NW is where downtown is located and there are some, albeit, more expensive options there. there are shops and restaurants, but again, they are probably more expensive than other areas of the city. it's also great cos the school runs a shuttle to and from downtown daily, and it runs multiple times a day.
NE is kind of a mixed bag. it is the area furthest from campus (i.e., substantially longer commute) and there are some sketchy areas, but rents tend to be cheaper there (most of the time) and there are some pockets of pretty cool areas. alberta street has a hipster vibe and has some pretty cool shops and restaurants.

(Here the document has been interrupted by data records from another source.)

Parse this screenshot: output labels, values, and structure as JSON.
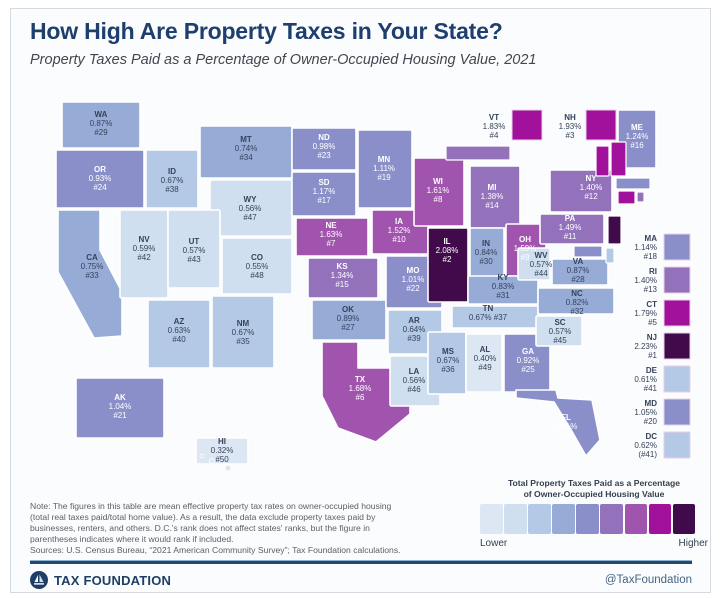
{
  "header": {
    "title": "How High Are Property Taxes in Your State?",
    "subtitle": "Property Taxes Paid as a Percentage of Owner-Occupied Housing Value, 2021"
  },
  "chart_data": {
    "type": "heatmap",
    "subtype": "us-choropleth",
    "title": "How High Are Property Taxes in Your State?",
    "subtitle": "Property Taxes Paid as a Percentage of Owner-Occupied Housing Value, 2021",
    "unit": "percent of owner-occupied housing value",
    "legend_position": "bottom-right",
    "series": [
      {
        "state": "NJ",
        "value": 2.23,
        "rank": 1
      },
      {
        "state": "IL",
        "value": 2.08,
        "rank": 2
      },
      {
        "state": "NH",
        "value": 1.93,
        "rank": 3
      },
      {
        "state": "VT",
        "value": 1.83,
        "rank": 4
      },
      {
        "state": "CT",
        "value": 1.79,
        "rank": 5
      },
      {
        "state": "TX",
        "value": 1.68,
        "rank": 6
      },
      {
        "state": "NE",
        "value": 1.63,
        "rank": 7
      },
      {
        "state": "WI",
        "value": 1.61,
        "rank": 8
      },
      {
        "state": "OH",
        "value": 1.59,
        "rank": 9
      },
      {
        "state": "IA",
        "value": 1.52,
        "rank": 10
      },
      {
        "state": "PA",
        "value": 1.49,
        "rank": 11
      },
      {
        "state": "NY",
        "value": 1.4,
        "rank": 12
      },
      {
        "state": "RI",
        "value": 1.4,
        "rank": 13
      },
      {
        "state": "MI",
        "value": 1.38,
        "rank": 14
      },
      {
        "state": "KS",
        "value": 1.34,
        "rank": 15
      },
      {
        "state": "ME",
        "value": 1.24,
        "rank": 16
      },
      {
        "state": "SD",
        "value": 1.17,
        "rank": 17
      },
      {
        "state": "MA",
        "value": 1.14,
        "rank": 18
      },
      {
        "state": "MN",
        "value": 1.11,
        "rank": 19
      },
      {
        "state": "MD",
        "value": 1.05,
        "rank": 20
      },
      {
        "state": "AK",
        "value": 1.04,
        "rank": 21
      },
      {
        "state": "MO",
        "value": 1.01,
        "rank": 22
      },
      {
        "state": "ND",
        "value": 0.98,
        "rank": 23
      },
      {
        "state": "OR",
        "value": 0.93,
        "rank": 24
      },
      {
        "state": "GA",
        "value": 0.92,
        "rank": 25
      },
      {
        "state": "FL",
        "value": 0.91,
        "rank": 26
      },
      {
        "state": "OK",
        "value": 0.89,
        "rank": 27
      },
      {
        "state": "VA",
        "value": 0.87,
        "rank": 28
      },
      {
        "state": "WA",
        "value": 0.87,
        "rank": 29
      },
      {
        "state": "IN",
        "value": 0.84,
        "rank": 30
      },
      {
        "state": "KY",
        "value": 0.83,
        "rank": 31
      },
      {
        "state": "NC",
        "value": 0.82,
        "rank": 32
      },
      {
        "state": "CA",
        "value": 0.75,
        "rank": 33
      },
      {
        "state": "MT",
        "value": 0.74,
        "rank": 34
      },
      {
        "state": "NM",
        "value": 0.67,
        "rank": 35
      },
      {
        "state": "MS",
        "value": 0.67,
        "rank": 36
      },
      {
        "state": "TN",
        "value": 0.67,
        "rank": 37
      },
      {
        "state": "ID",
        "value": 0.67,
        "rank": 38
      },
      {
        "state": "AR",
        "value": 0.64,
        "rank": 39
      },
      {
        "state": "AZ",
        "value": 0.63,
        "rank": 40
      },
      {
        "state": "DE",
        "value": 0.61,
        "rank": 41
      },
      {
        "state": "NV",
        "value": 0.59,
        "rank": 42
      },
      {
        "state": "UT",
        "value": 0.57,
        "rank": 43
      },
      {
        "state": "WV",
        "value": 0.57,
        "rank": 44
      },
      {
        "state": "SC",
        "value": 0.57,
        "rank": 45
      },
      {
        "state": "LA",
        "value": 0.56,
        "rank": 46
      },
      {
        "state": "WY",
        "value": 0.56,
        "rank": 47
      },
      {
        "state": "CO",
        "value": 0.55,
        "rank": 48
      },
      {
        "state": "AL",
        "value": 0.4,
        "rank": 49
      },
      {
        "state": "HI",
        "value": 0.32,
        "rank": 50
      },
      {
        "state": "DC",
        "value": 0.62,
        "rank": "(41)"
      }
    ]
  },
  "map": {
    "states": [
      {
        "abbr": "WA",
        "value": "0.87%",
        "rank": "#29",
        "bucket": 3
      },
      {
        "abbr": "OR",
        "value": "0.93%",
        "rank": "#24",
        "bucket": 4
      },
      {
        "abbr": "CA",
        "value": "0.75%",
        "rank": "#33",
        "bucket": 3
      },
      {
        "abbr": "NV",
        "value": "0.59%",
        "rank": "#42",
        "bucket": 1
      },
      {
        "abbr": "ID",
        "value": "0.67%",
        "rank": "#38",
        "bucket": 2
      },
      {
        "abbr": "MT",
        "value": "0.74%",
        "rank": "#34",
        "bucket": 3
      },
      {
        "abbr": "WY",
        "value": "0.56%",
        "rank": "#47",
        "bucket": 1
      },
      {
        "abbr": "UT",
        "value": "0.57%",
        "rank": "#43",
        "bucket": 1
      },
      {
        "abbr": "CO",
        "value": "0.55%",
        "rank": "#48",
        "bucket": 1
      },
      {
        "abbr": "AZ",
        "value": "0.63%",
        "rank": "#40",
        "bucket": 2
      },
      {
        "abbr": "NM",
        "value": "0.67%",
        "rank": "#35",
        "bucket": 2
      },
      {
        "abbr": "AK",
        "value": "1.04%",
        "rank": "#21",
        "bucket": 4
      },
      {
        "abbr": "HI",
        "value": "0.32%",
        "rank": "#50",
        "bucket": 0
      },
      {
        "abbr": "ND",
        "value": "0.98%",
        "rank": "#23",
        "bucket": 4
      },
      {
        "abbr": "SD",
        "value": "1.17%",
        "rank": "#17",
        "bucket": 4
      },
      {
        "abbr": "NE",
        "value": "1.63%",
        "rank": "#7",
        "bucket": 6
      },
      {
        "abbr": "KS",
        "value": "1.34%",
        "rank": "#15",
        "bucket": 5
      },
      {
        "abbr": "OK",
        "value": "0.89%",
        "rank": "#27",
        "bucket": 3
      },
      {
        "abbr": "TX",
        "value": "1.68%",
        "rank": "#6",
        "bucket": 6
      },
      {
        "abbr": "MN",
        "value": "1.11%",
        "rank": "#19",
        "bucket": 4
      },
      {
        "abbr": "IA",
        "value": "1.52%",
        "rank": "#10",
        "bucket": 6
      },
      {
        "abbr": "MO",
        "value": "1.01%",
        "rank": "#22",
        "bucket": 4
      },
      {
        "abbr": "AR",
        "value": "0.64%",
        "rank": "#39",
        "bucket": 2
      },
      {
        "abbr": "LA",
        "value": "0.56%",
        "rank": "#46",
        "bucket": 1
      },
      {
        "abbr": "WI",
        "value": "1.61%",
        "rank": "#8",
        "bucket": 6
      },
      {
        "abbr": "IL",
        "value": "2.08%",
        "rank": "#2",
        "bucket": 8
      },
      {
        "abbr": "MS",
        "value": "0.67%",
        "rank": "#36",
        "bucket": 2
      },
      {
        "abbr": "MI",
        "value": "1.38%",
        "rank": "#14",
        "bucket": 5
      },
      {
        "abbr": "IN",
        "value": "0.84%",
        "rank": "#30",
        "bucket": 3
      },
      {
        "abbr": "OH",
        "value": "1.59%",
        "rank": "#9",
        "bucket": 6
      },
      {
        "abbr": "KY",
        "value": "0.83%",
        "rank": "#31",
        "bucket": 3
      },
      {
        "abbr": "TN",
        "value": "0.67%",
        "rank": "#37",
        "bucket": 2
      },
      {
        "abbr": "AL",
        "value": "0.40%",
        "rank": "#49",
        "bucket": 0
      },
      {
        "abbr": "GA",
        "value": "0.92%",
        "rank": "#25",
        "bucket": 4
      },
      {
        "abbr": "WV",
        "value": "0.57%",
        "rank": "#44",
        "bucket": 1
      },
      {
        "abbr": "VA",
        "value": "0.87%",
        "rank": "#28",
        "bucket": 3
      },
      {
        "abbr": "NC",
        "value": "0.82%",
        "rank": "#32",
        "bucket": 3
      },
      {
        "abbr": "SC",
        "value": "0.57%",
        "rank": "#45",
        "bucket": 1
      },
      {
        "abbr": "FL",
        "value": "0.91%",
        "rank": "#26",
        "bucket": 4
      },
      {
        "abbr": "PA",
        "value": "1.49%",
        "rank": "#11",
        "bucket": 5
      },
      {
        "abbr": "NY",
        "value": "1.40%",
        "rank": "#12",
        "bucket": 5
      },
      {
        "abbr": "ME",
        "value": "1.24%",
        "rank": "#16",
        "bucket": 4
      },
      {
        "abbr": "VT",
        "value": "1.83%",
        "rank": "#4",
        "bucket": 7
      },
      {
        "abbr": "NH",
        "value": "1.93%",
        "rank": "#3",
        "bucket": 7
      },
      {
        "abbr": "MA",
        "value": "1.14%",
        "rank": "#18",
        "bucket": 4
      },
      {
        "abbr": "RI",
        "value": "1.40%",
        "rank": "#13",
        "bucket": 5
      },
      {
        "abbr": "CT",
        "value": "1.79%",
        "rank": "#5",
        "bucket": 7
      },
      {
        "abbr": "NJ",
        "value": "2.23%",
        "rank": "#1",
        "bucket": 8
      },
      {
        "abbr": "DE",
        "value": "0.61%",
        "rank": "#41",
        "bucket": 2
      },
      {
        "abbr": "MD",
        "value": "1.05%",
        "rank": "#20",
        "bucket": 4
      },
      {
        "abbr": "DC",
        "value": "0.62%",
        "rank": "(#41)",
        "bucket": 2
      }
    ]
  },
  "legend": {
    "title1": "Total Property Taxes Paid as a Percentage",
    "title2": "of Owner-Occupied Housing Value",
    "lower": "Lower",
    "higher": "Higher",
    "colors": [
      "#dde7f3",
      "#cfdfef",
      "#b4c9e5",
      "#96acd6",
      "#8b8fc9",
      "#9472bb",
      "#a054ad",
      "#a2119c",
      "#410a4a"
    ]
  },
  "note": {
    "lines": [
      "Note: The figures in this table are mean effective property tax rates on owner-occupied housing",
      "(total real taxes paid/total home value). As a result, the data exclude property taxes paid by",
      "businesses, renters, and others. D.C.'s rank does not affect states' ranks, but the figure in",
      "parentheses indicates where it would rank if included.",
      "Sources: U.S. Census Bureau, “2021 American Community Survey”; Tax Foundation calculations."
    ]
  },
  "footer": {
    "brand": "TAX FOUNDATION",
    "handle": "@TaxFoundation"
  },
  "theme": {
    "title_color": "#1e3f6e",
    "dark_label": "#36425a",
    "light_label": "#ffffff",
    "divider_color": "#24486e"
  }
}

SE, aside from where i live, is my favorite part of the city. my two favorite places over there are sellwood and the division street areas. both have super cool shops and great restaurants. if i could live in any other part of the city, i would live there. the only downer about that area is you'll probably get stuck coming and going to school over the sellwood bridge, which is the most dilapidated bridge ever and there tends to be a fair amount of traffic in the mornings and in the evenings due to the fact that it is only two lanes.
bottom line, if i had to give you advice, i would say, figure out how far you mind living from campus and try to pick some place based on that, especially for yr first year.